Flow restrictors having no moving parts are known for incorporation in the conduits or passageways of transmission control systems. These flow restrictors provide an accurately metered and substantially constant fluid flow rate under given pressure conditions and are particularly useful for controlling the rate of pressure rise to the annular pistons associated with the clutches and/or brakes of present day transmissions.
The Lee Company of Westbrook, Connecticut offers a series of cascade restrictors of generally cylindrical disc-like shape having single ingress and egress passages and a tortuous internal path for the fluid. The minimum passage size in the fluid path of such restrictors is relatively large, for example about the equivalent of a cylindrical opening having a diameter of 1.52 mm (0.060"), and yet the restrictor acts as if it had a fluid flow resistance level equivalent to a simple orifice of much smaller diameter, for example about 0.51 mm (0.020"). The major advantage is that a simple orifice of very small diameter might be plugged by a single grain of sand, so that it is undesirable to use very small diameter orifices in the transmissions of vehicles. These cascade restrictors are modularized so that one, two, three or even more individual units can be placed together in a cylindrical stack to provide the equivalent resistance to progressively smaller simple orifices.
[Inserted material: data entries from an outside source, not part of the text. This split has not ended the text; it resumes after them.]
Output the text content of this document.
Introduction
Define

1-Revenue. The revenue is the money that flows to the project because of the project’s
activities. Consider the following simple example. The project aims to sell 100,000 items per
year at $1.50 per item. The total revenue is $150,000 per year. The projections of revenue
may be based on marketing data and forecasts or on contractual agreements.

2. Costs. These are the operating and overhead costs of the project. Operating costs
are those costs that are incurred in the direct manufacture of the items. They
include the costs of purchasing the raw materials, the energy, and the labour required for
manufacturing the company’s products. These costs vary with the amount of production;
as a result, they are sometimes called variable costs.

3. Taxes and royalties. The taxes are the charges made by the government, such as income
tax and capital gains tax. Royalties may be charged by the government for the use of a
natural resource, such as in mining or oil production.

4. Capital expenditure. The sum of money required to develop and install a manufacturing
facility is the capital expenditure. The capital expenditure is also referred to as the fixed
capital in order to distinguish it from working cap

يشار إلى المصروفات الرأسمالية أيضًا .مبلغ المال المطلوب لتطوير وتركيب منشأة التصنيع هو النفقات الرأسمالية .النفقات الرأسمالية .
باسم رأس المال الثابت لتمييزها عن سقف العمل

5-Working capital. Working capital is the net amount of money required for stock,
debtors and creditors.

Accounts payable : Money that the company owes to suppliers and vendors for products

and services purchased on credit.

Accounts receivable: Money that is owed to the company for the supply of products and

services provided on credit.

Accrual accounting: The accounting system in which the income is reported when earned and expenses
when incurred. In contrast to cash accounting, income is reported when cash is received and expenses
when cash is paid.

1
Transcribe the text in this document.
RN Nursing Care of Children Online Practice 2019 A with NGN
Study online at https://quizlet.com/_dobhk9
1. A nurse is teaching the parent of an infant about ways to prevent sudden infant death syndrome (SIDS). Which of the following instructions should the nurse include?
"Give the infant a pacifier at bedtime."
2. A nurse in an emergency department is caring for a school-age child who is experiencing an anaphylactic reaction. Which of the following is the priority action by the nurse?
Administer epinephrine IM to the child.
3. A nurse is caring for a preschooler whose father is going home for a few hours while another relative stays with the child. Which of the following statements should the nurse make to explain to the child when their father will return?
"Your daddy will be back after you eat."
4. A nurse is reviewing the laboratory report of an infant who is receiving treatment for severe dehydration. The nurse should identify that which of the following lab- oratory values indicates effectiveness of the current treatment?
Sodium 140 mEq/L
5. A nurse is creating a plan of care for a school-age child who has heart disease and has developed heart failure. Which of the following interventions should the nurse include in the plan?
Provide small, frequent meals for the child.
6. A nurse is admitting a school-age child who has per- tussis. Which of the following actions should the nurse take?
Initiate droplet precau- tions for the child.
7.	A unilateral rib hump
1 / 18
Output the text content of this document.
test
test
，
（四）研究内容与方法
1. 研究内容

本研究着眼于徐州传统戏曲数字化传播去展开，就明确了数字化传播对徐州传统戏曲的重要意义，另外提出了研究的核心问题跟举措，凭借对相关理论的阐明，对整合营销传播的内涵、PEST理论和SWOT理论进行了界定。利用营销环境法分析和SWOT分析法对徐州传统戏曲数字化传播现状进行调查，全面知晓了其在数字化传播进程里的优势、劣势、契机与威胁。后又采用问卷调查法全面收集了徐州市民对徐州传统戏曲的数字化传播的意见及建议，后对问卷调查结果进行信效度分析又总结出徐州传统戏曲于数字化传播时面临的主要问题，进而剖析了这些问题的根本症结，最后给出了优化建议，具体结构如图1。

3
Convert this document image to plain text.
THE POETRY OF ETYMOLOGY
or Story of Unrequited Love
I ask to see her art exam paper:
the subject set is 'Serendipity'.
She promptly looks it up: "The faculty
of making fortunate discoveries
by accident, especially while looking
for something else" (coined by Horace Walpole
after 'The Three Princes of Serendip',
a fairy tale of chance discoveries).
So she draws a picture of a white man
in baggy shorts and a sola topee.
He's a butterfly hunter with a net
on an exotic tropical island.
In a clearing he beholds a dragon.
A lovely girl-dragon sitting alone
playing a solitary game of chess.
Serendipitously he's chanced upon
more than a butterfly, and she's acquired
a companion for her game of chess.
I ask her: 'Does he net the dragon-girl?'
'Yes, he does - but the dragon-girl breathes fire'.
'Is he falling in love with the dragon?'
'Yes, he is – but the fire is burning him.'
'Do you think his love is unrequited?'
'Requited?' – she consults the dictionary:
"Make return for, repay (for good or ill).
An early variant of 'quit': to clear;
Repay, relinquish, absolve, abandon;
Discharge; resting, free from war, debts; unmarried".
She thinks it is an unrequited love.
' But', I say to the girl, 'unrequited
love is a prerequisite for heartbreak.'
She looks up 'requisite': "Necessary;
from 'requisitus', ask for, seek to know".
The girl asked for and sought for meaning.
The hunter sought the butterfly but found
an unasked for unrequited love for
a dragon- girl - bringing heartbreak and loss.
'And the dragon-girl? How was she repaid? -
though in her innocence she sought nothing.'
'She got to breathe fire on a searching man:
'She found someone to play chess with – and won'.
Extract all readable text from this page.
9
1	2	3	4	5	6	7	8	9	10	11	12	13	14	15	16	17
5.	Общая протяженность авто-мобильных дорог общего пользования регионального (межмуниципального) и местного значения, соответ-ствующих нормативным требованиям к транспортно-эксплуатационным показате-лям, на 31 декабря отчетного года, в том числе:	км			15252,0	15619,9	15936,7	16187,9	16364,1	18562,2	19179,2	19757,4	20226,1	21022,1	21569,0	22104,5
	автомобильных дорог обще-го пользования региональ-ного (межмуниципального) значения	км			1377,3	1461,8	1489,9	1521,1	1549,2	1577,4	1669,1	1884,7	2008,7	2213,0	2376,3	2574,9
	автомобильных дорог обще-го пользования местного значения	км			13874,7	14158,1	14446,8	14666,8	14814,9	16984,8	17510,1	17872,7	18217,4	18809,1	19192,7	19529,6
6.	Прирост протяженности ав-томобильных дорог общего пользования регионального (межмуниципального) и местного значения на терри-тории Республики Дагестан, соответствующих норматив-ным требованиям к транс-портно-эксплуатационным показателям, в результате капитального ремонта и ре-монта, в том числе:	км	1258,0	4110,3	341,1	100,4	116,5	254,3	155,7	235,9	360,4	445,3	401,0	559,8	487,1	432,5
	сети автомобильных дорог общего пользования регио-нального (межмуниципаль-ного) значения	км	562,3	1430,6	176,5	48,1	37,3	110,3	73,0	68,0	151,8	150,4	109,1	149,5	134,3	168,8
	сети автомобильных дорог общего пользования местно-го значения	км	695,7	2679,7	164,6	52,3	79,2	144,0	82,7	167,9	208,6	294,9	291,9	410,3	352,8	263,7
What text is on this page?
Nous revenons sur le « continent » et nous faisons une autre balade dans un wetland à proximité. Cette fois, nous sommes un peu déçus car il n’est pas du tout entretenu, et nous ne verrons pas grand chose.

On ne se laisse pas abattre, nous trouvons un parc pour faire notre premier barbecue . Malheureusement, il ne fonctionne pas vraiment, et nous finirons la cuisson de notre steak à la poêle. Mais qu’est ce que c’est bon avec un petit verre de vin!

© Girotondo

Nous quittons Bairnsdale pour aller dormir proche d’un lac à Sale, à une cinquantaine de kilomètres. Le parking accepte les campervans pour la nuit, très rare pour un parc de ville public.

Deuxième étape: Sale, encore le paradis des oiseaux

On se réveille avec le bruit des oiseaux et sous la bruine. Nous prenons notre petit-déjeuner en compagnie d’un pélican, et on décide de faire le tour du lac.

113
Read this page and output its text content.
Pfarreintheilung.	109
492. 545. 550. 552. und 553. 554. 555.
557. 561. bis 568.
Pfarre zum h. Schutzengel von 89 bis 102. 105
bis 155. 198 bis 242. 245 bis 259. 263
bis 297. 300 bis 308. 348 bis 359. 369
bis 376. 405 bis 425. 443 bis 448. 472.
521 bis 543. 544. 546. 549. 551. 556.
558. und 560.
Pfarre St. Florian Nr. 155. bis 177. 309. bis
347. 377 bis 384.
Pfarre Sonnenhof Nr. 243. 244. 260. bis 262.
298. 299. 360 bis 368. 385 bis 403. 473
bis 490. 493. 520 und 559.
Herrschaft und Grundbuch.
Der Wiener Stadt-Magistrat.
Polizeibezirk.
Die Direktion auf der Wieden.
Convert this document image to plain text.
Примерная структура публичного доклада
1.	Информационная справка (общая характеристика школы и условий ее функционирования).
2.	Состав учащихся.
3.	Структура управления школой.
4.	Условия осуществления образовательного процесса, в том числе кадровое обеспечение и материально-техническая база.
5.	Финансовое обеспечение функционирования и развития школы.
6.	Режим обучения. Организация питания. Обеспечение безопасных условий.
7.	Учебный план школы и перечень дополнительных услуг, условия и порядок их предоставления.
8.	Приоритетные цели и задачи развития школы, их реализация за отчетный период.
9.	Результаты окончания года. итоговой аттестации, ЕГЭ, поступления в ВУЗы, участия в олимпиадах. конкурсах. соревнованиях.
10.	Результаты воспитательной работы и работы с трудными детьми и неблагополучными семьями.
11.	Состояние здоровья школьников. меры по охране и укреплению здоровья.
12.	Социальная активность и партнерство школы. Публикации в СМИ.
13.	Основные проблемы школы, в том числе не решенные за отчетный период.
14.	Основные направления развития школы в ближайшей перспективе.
The major problem with presently available flow restrictors is that they are constructed and manufactured in such a way that they are too expensive. Specifically, at least some cascade restrictors are currently constructed by initially removing material from thin steel sheet material or shim stock. The individual layers are then stacked up forming a series of small cylindrical discs with the material removed from the sheet material forming the internal tortuous path. End plates with ingress and egress passages are added to the stack to form a single modular unit or stage and the individual sheet material layers are collectively secured together such as by welding or the like. This is wasteful and time consuming.
Another fluid flow restrictor assigned to The Lee Company is disclosed in U.S. Pat. No. 3,323,550 issued to L. Lee II on June 6, 1967. However, relatively expensive machining methods are again utilized in that construction.
The present invention is directed to overcoming one or more of the problems as set forth above.